Fred was asked about his criminal history, particularly the attack on Caroline Owens in 1972. (The police had actually found a faded local newspaper clipping about the case when they searched the house, as well as Fred and Rose’s rather incriminating love letters in a box in the attic.) The detectives were curious to know about Rose’s involvement in the attack. Fred agreed that Rose had been an accomplice, and that the kidnap of Caroline Owens had been a test to see if he could make the women have lesbian sex together. He had hoped that this would develop into bondage sex and that the outcome would be Caroline’s murder, because Fred admitted he would almost certainly have gone ‘too far again’.
By this time it was obvious that the scope of the murder inquiry had changed dramatically. ‘We knew we weren’t looking for one any more, for certain,’ says John Bennett.
Following Fred’s interview, Rose was also put under arrest for the murders of Shirley Robinson and the second, unknown female. At lunchtime on Sunday she was questioned about these murders and told that Fre
d had ‘seen sense and told the police all’. It was suggested that she did the same. Rose was obviously unsettled by this, and in a quavering voice, remarked that there was ‘something wrong with the bloke altogether’.

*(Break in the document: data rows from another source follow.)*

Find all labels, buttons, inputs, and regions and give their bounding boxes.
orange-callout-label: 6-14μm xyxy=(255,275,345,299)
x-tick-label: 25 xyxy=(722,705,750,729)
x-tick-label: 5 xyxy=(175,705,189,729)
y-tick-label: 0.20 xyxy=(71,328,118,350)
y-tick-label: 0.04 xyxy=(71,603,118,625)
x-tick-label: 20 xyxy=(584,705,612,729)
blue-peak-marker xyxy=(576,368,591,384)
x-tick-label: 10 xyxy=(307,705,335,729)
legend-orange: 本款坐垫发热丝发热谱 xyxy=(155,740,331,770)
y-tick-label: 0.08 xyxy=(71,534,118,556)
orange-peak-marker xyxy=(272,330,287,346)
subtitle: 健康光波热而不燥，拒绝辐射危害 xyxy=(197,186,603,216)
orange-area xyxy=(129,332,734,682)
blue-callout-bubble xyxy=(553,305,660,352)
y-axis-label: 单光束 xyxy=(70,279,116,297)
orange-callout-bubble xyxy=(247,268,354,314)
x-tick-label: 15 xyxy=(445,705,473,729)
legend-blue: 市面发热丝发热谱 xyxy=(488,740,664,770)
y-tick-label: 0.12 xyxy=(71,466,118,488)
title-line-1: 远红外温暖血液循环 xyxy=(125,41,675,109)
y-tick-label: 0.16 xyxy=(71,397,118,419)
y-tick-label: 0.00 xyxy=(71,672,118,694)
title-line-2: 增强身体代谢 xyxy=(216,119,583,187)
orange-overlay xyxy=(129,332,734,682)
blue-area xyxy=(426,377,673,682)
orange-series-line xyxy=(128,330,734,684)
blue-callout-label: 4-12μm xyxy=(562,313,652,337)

Fred was officially charged with Heather’s murder on Sunday night. He appeared before Gloucester magistrates the next morning, still dressed in his patterned jumper and blue body-warmer. He had been in custody for almost seventy-two hours, and his beard had grown dark. His solicitor, Howard Ogden, told the court that Fred had admitted to killing his daughter, was being ‘utterly co-operative’, and was also helping police with two other murder inquiries. Fred was formally remanded into custody and taken back to the cells.
Rose was released on police bail and returned home, where she watched the dig from behind net curtains. She had been interviewed for a total of just four hours; this short period of time was partly because her answers were so terse and unhelpful. She had refused food throughout her time in custody, and had consequently been given a medical examination before leaving the station. Mae and Steve stayed at the house with her. Steve had already spoken to the local newspaper, saying that he and Mae supported their parents and did not think it was possible that they had killed anybody.
It had continued to rain hard, and large puddles of muddy water had formed in the back garden and the alley behind Cromwell Street. The police brought in pumping equipment to drain the site and erected a large yellow tarpaulin. Screens had also been set up to hide the work from curious passers-by.